Consumption growth rates, concurrently, have slowed, then declined. Growth peaked recently at 2.6 percent from 1996 to 2000. It then rose 1.4 percent in the next four years and 0.5 percent from 2006 to 2010. From 2011 to 2015, it shrank at a rate of 0.2 percent.

In the future, “electrification of transport may … drive overall electricity consumption higher. But for now increased deployment of distributed generation, growing investments in energy efficiency programs, slower growth in a mature U.S. economy, and global macroeconomic fundamentals are all contributing to a dampen demand for grid electricity,” the report says.

The report also says that improvements are uneven throughout the industry. The 100 largest producers generated 85 percent of the electric power in the United States in 2014. They also produced 97 percent of all the nuclear power, 89 percent of all coal-fired power and 88 percent of all hydro-electric, 80 percent of gas-fired and 72 percent of all non-hydro renewable power.

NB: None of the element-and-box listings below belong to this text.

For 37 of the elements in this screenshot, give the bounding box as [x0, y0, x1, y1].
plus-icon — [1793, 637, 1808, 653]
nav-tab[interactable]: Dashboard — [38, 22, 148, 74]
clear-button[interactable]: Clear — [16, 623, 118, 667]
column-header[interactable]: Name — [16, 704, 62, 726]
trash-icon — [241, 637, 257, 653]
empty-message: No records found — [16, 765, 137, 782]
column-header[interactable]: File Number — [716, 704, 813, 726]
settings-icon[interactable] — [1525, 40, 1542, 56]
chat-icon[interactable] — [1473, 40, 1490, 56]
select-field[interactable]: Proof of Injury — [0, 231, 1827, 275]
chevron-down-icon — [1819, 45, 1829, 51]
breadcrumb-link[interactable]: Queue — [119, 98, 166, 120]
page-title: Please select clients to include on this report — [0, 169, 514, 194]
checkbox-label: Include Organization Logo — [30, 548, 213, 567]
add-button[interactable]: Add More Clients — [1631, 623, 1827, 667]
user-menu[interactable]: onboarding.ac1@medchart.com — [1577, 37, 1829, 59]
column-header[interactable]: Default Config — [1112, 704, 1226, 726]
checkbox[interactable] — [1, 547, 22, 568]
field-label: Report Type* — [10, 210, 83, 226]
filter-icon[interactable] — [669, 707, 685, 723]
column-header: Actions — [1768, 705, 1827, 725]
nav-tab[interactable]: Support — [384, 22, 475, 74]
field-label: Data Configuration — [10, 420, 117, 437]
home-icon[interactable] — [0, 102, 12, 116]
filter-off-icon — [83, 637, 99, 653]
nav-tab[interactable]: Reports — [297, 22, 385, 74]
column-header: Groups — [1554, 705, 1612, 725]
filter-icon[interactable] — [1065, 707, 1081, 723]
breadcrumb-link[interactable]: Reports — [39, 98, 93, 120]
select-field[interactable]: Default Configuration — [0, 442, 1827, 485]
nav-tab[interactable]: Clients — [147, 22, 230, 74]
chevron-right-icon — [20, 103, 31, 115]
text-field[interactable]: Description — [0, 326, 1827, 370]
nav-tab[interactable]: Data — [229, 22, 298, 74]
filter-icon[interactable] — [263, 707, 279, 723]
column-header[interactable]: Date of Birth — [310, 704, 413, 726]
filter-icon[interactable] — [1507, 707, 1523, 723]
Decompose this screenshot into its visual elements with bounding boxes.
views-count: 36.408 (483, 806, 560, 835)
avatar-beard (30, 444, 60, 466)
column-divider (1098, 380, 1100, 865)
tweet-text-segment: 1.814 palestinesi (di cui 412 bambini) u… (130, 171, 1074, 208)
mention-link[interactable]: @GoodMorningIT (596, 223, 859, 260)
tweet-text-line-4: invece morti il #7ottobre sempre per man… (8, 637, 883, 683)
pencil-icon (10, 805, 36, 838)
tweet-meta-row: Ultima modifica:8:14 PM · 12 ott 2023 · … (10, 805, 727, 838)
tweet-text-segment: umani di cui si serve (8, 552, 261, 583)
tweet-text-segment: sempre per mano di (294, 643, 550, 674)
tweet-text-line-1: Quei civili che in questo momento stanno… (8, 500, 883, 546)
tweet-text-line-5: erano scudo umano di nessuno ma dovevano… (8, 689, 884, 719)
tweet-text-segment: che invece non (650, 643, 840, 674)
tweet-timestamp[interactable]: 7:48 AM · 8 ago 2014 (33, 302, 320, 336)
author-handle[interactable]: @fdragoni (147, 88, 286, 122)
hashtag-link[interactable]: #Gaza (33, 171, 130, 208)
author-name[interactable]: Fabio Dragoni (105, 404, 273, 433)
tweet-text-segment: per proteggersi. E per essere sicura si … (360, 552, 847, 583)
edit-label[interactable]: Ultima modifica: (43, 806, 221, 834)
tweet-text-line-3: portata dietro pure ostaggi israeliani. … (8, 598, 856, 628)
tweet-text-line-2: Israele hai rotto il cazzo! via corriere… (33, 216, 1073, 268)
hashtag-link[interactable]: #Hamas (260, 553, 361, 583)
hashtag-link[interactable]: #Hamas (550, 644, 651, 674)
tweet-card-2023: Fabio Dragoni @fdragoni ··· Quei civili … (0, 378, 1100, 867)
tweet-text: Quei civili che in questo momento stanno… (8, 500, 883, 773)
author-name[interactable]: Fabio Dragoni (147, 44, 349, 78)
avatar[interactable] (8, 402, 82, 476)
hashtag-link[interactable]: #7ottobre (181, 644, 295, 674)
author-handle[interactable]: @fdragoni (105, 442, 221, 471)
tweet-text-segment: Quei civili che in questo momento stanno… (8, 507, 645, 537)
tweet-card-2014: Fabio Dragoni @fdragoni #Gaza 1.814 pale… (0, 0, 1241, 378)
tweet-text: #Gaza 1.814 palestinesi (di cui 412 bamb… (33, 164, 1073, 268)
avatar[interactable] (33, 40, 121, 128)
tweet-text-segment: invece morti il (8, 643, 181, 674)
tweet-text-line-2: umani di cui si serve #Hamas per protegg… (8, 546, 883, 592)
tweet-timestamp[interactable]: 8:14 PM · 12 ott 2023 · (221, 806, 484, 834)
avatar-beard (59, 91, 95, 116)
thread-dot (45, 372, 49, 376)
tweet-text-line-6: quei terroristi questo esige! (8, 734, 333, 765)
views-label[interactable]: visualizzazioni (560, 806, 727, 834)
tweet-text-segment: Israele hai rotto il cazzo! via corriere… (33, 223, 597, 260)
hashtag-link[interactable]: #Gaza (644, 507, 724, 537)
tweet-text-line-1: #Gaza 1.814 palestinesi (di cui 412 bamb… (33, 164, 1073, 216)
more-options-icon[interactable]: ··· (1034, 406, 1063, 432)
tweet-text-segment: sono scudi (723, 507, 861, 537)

Air pollution emissions from power plants are “highly concentrated among a small number of producers. For example, a quarter of the electricity power industry's SO2 and CO2 emissions are emitted by just two and four of the top 100 producers, respectively,” the report says.

Not news to the nuclear power industry: nuclear leads the power source chart in annual capacity factors by a long shot averaging 92 percent in 2015. Coal's capacity factor – the extent to which a power plant is utilized over time – was 55 percent in 2015 with natural gas at 56 percent, hydro at 36 percent and wind taking up the low spot with a capacity factor of 33 percent.